The tracheal epithelium of a variety of laboratory species is widely used as a model system in studies of epithelial biology and respiratory carcinogenesis. The response of the tracheal epithelium to cytotoxic injury was evaluated in a primate species that may have an epithelium more representative of that in man than smaller laboratory species. This study evaluated changes in the light-microscopic, surface and ultrastructural appearance of the tracheobronchial epithelium of bonnet monkeys exposed for 3 or 7 days to 0.64 ppm ozone. Population densities, epithelial volumetric densities and thymidine labeling indexes were determined for cells from posterior membranous and anterior cartilaginous trachea and mainstem bronchus. Ozone-induced epithelial changes were characterized by decreased numbers of ciliated cells, loss of cilia and necrosis of ciliated cells. There were alterations in mucous (goblet) cell granules. There was an increase in extracellular space and focal epithelial stratification that was associated with increased numbers of small mucous granule cells and the presence of an epithelial cell type not seen in control animals (intermediate cells). There was an increase in cytoplasmic filaments and desmosomal attachments in basal cells, small mucous granule cells and intermediate cells. Regional differences in lesion distribution were demonstrated by scanning electron microscopy. Longitudinal streaks of ciliary loss were evident in posterior membranous trachea, but ciliary loss in the ventral trachea was most prominent over the posterior border of the cartilaginous rings. The thymidine labeling index and numbers of necrotic ciliated cells were greater after 3 days than after 7 days of continuous exposure. Foci of stratification were often associated with increased numbers of labeled nuclei in the suprabasal region of the epithelium.
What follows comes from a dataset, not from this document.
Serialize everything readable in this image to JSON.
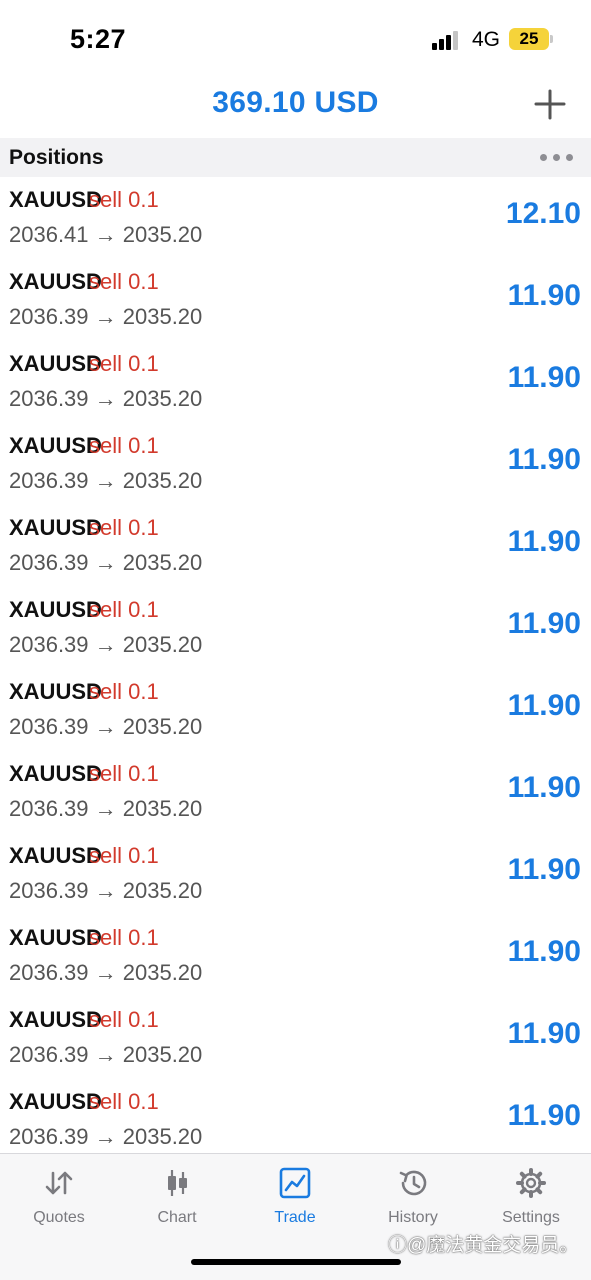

Small mucous granule cells and intermediate cells are important participants in the repair of chemically injured airway epithelium. Stratification and increased amounts of cytoplasmic filament bundles and desmosomal attachments, rather than being evidence of squamous metaplasia or dysplastic change, might be stereotypic responses of airway epithelium to injury; and the ciliated cell population becomes less susceptible to ozone-induced necrosis with continuing exposure.